MyMedicalChoices claims to have a reliable and dependable network of highly experienced surgical experts practicing in world-class Indian medical facilities. Dr Thukral calls this the MMC network. According to her, these centres of excellence offer expertise and great service across a wide range of medical treatments. “MyMedicalChoices offers the personal touch for local patients to ensure that a customer’s medical holiday goes smoothly,” says Dr Thukral. Besides the medical network MMC services include a variety of travel and leisure support agencies.

Dr Thukral says that globalisation is changing the “way medicine is practised today, with surgeons in India and Thailand becoming accustomed to operating on international patients. But the basic principles of medicine have not changed.
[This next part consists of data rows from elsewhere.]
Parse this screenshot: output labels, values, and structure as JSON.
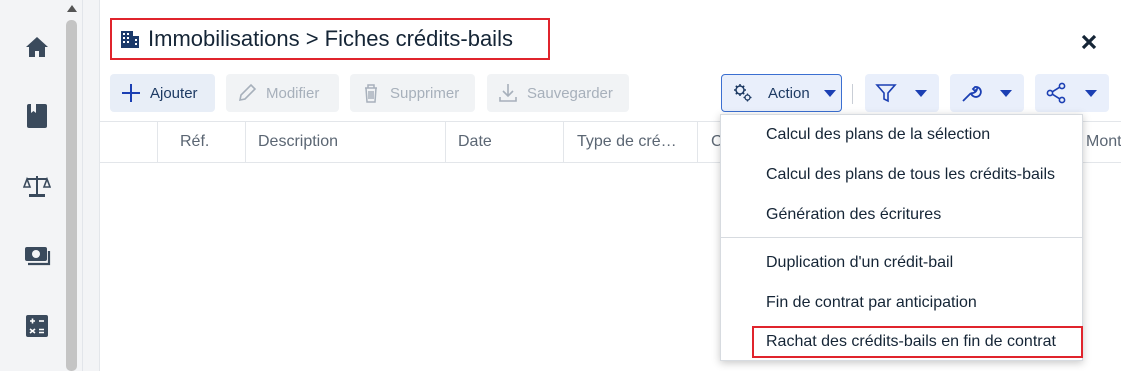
{
  "title": {
    "text": "Immobilisations > Fiches crédits-bails",
    "icon": "building-icon"
  },
  "sidebar": {
    "items": [
      {
        "name": "home",
        "icon": "home-icon"
      },
      {
        "name": "book",
        "icon": "book-icon"
      },
      {
        "name": "balance",
        "icon": "scale-icon"
      },
      {
        "name": "money",
        "icon": "banknote-icon"
      },
      {
        "name": "calculator",
        "icon": "calculator-icon"
      }
    ]
  },
  "toolbar": {
    "add_label": "Ajouter",
    "modify_label": "Modifier",
    "delete_label": "Supprimer",
    "save_label": "Sauvegarder",
    "action_label": "Action"
  },
  "table": {
    "columns": [
      "",
      "Réf.",
      "Description",
      "Date",
      "Type de cré…",
      "C",
      "",
      "Mont"
    ]
  },
  "action_menu": {
    "items": [
      "Calcul des plans de la sélection",
      "Calcul des plans de tous les crédits-bails",
      "Génération des écritures",
      "Duplication d'un crédit-bail",
      "Fin de contrat par anticipation",
      "Rachat des crédits-bails en fin de contrat"
    ]
  },
  "colors": {
    "accent": "#1b3fb3",
    "highlight": "#e0242c",
    "title_text": "#152536",
    "disabled_text": "#a7b0bb"
  }
}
High quality patient care and safety standards are essential to successful medical outcomes.”

Dr Thukral says that although cosmetic surgery has been the largest component of medical tourism so far, more Australians are now looking into knee surgery, hip replacement, non-cosmetic dental surgery etc due to the cost benefits. In view of this, Dr Thukral says that the trends in medical tourism make it important to develop this industry in a systematic manner through collaboration between India and Australia “to achieve better outcomes for Australians”. She says that collaboration with a view to regulation “will in turn raise the bar for the quality of care provided to patients internationally and across the nation”.

The challenges

MyMedicalChoices is one among a host of other service providers in this field. Dr Thukral says the lack of awareness about medical facilities and expertise in India, the reluctance of insurers to insure medical travel destinations, the difficulty in obtaining a medical visa, the lack of transparent data on the quality of health care, inadequate information on patient outcomes, lack of clarity on malpractice jurisdiction and continuity of care are among the biggest challenges limiting the growth of the industry. “It is my vision to develop medical tourism in a systematic manner through ongoing dialogue and collaboration between Australia and India to achieve better outcomes for Australians seeking treatment in India,” says Dr Thukral.

However, like many new industries and trends taking shape in the global village medical tourism has its critics who have cautioned the public on overseas treatments and medical tourism. Many doctors say that tourism and surgery are two different things and mixing them may not be wise. Among the concerns about medical tourism is the possibility of complications arising once the patient returns to their home country after the procedure.

Dr Thukral says that many of the challenges in the industry can be addressed through governance and better collaboration between the health systems of the two countries. In the absence of such formal collaboration businesses like MyMedicalChoices seek to ensure successful results for all the parties.

Dr Thukral says the cost of local treatments is something that hurts the local economy and local consumer, and the growth of medical tourism will eventually be beneficial to India, Australia and the local patient.

Dr Thukral explains that a collaborative approach can help towards redirecting Australia’s limited health resources to areas where they are most needed. Collaboration can also ensure greater quality assurance, better litigation procedures and potentially shorter waiting times for local patients. She says that India can gain a better international image, improved quality of care and more investment that can contribute to economic growth.

Since the Australian medical establishment does not support medical tourism, businesses like MyMedicalChoices are relying on the Indian government to push for change through trade negotiations with Australia.

Whether you are for it or not, medical tourism is another example of globalisation bringing together the two economies of India and Australia and restructuring their societies, economies and labour force in unprecedented ways.